Bangkok is sinking.
That is not in dispute. There is no firm consensus, however, on how long the metropolitan area, home to about 10 million people, can remain inhabitable.
The National Reform Council (NRC), under Thailand's junta which runs the country, wants the government to establish a national committee to respond to scientists' warnings that Bangkok could be permanently underwater several decades from now.
In a neighborhood alongside the Saen Saeb canal, built in the late 1830's, there is already a sinking feeling.
The cracks in uneven pavement and sagging walls on homes, small shops and a mosque are testament to an inevitable fate of a waterfront area dropping two centimeters per year, twice the average rate of the rest of the capital.
‘Who will help us?’
“I don't know what to do. Who will help us? I don't know,” said Vijitri Puangsiri, who has lived here all of her 44 years in a home that faces annual repairs due to subsidence.

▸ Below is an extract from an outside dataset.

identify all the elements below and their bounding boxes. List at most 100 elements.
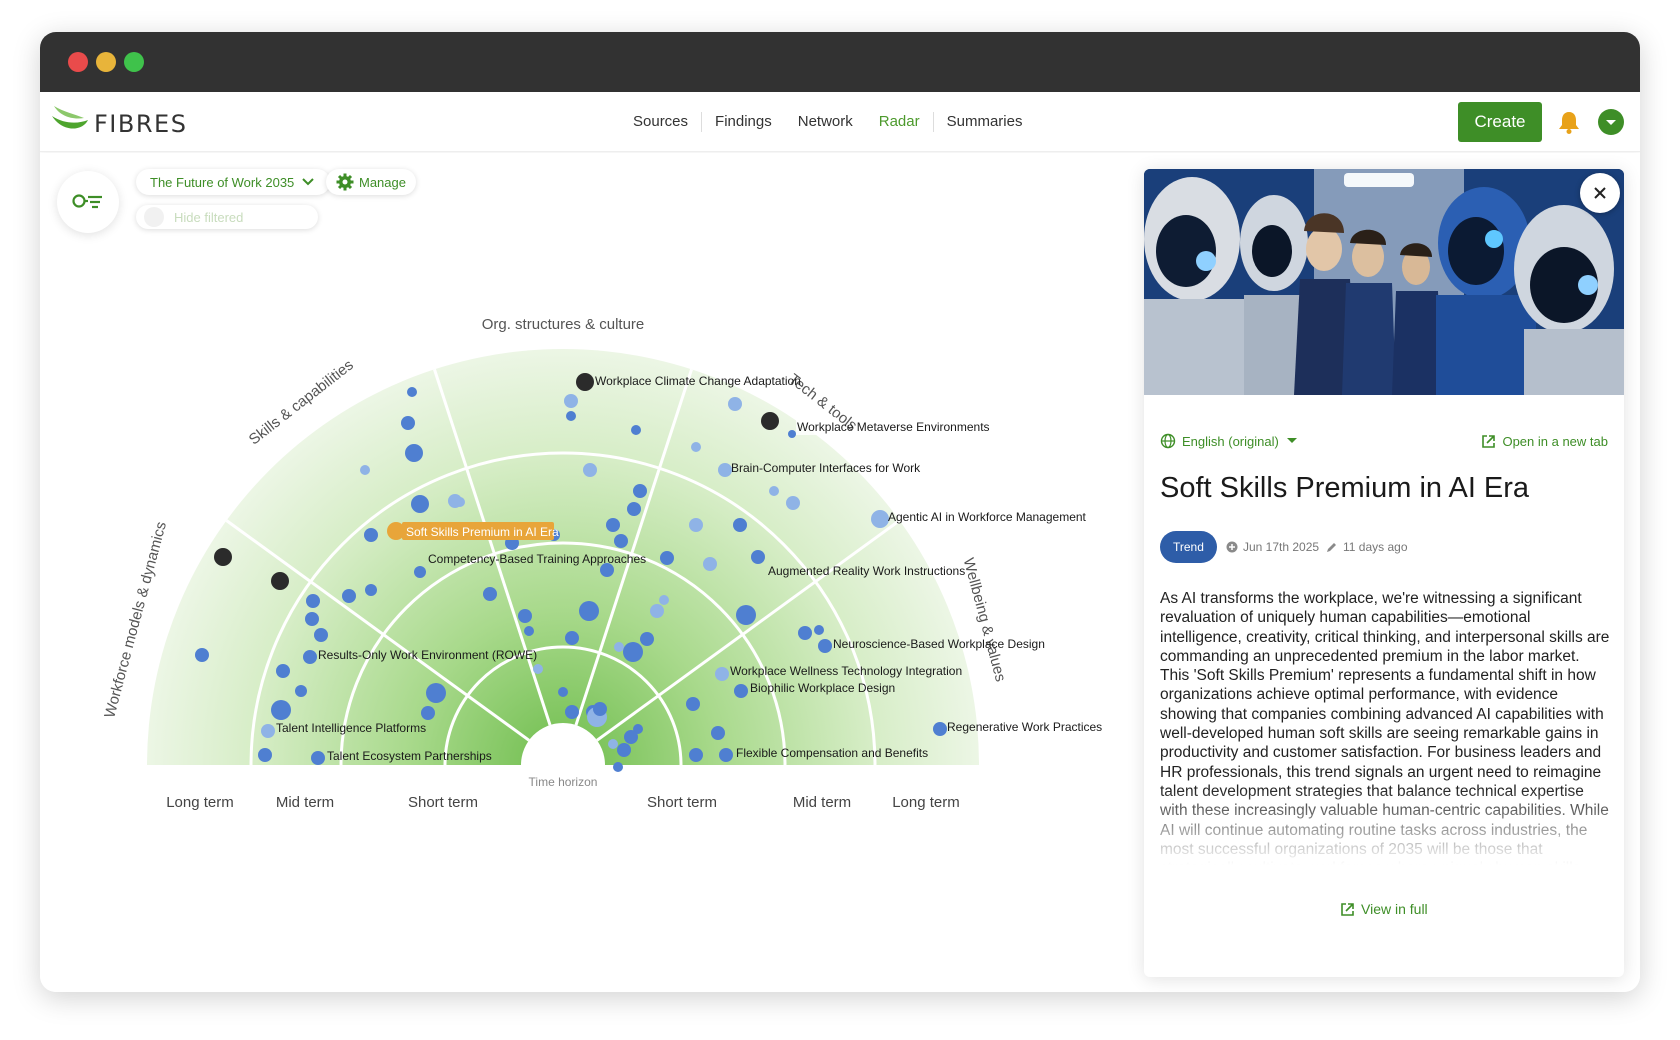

The towpath in front of her century-old house, where she runs a small restaurant, is also repeatedly in need of maintenance.
“If you take the canal boats you can observe how this is all hollow. The buildings are sinking because they were not constructed on solid foundations,” said Somsak Kongpeeng, a community volunteer and a neighbor of Vijitri's.
Somsak Kongpeeng half-seriously joked during a VOA interview on the towpath that if we returned to see him here again in 20 years, the water level would be up to his shoulders.
That might turn out to be only a bit of an exaggeration in a city with an average elevation of two meters and structures built atop soft clay.
A rising sea level, excessive pumping of groundwater and building so many high-rises are the primary causes of Bangkok's dropping elevation, according to those who have been studying the problem.
But the lucrative construction boom continues unabated, a folly to those sounding the water alarm.
“If we don't do anything, everybody will lose. Because if the land itself is sinking the value of land will also go down,” argued associate professor Sucharit Koontanakulvong, who heads the Water Resources System Research Unit at Chulalongkorn University.
The professor and other members of a panel predict that if no action is taken, repeated and sustained flooding beginning within the next two decades and lasting “two or three months,” would cause Bangkok's economy to grind to a halt.
That was experienced during the 2011 monsoon season, when 13 million people were affected by flooding – more than 800 died – and the economic damage to Thailand exceeded $45 billion, according to the World Bank.
In a July 25 editorial titled “Stop the city sinking,” the Bangkok Post fretted that despite previous flooding experiences and fresh warnings, indifference still seems to prevail.
The newspaper called for halting further expansion of the city, strategic divestment from Bangkok and a complete halt to pumping groundwater.
There are also calls to spend billions of dollars to shore up the frequently flooded capital with seawalls. Even with such a costly effort, nature could still eventually reclaim all man has built in this low-lying swampland in a river delta.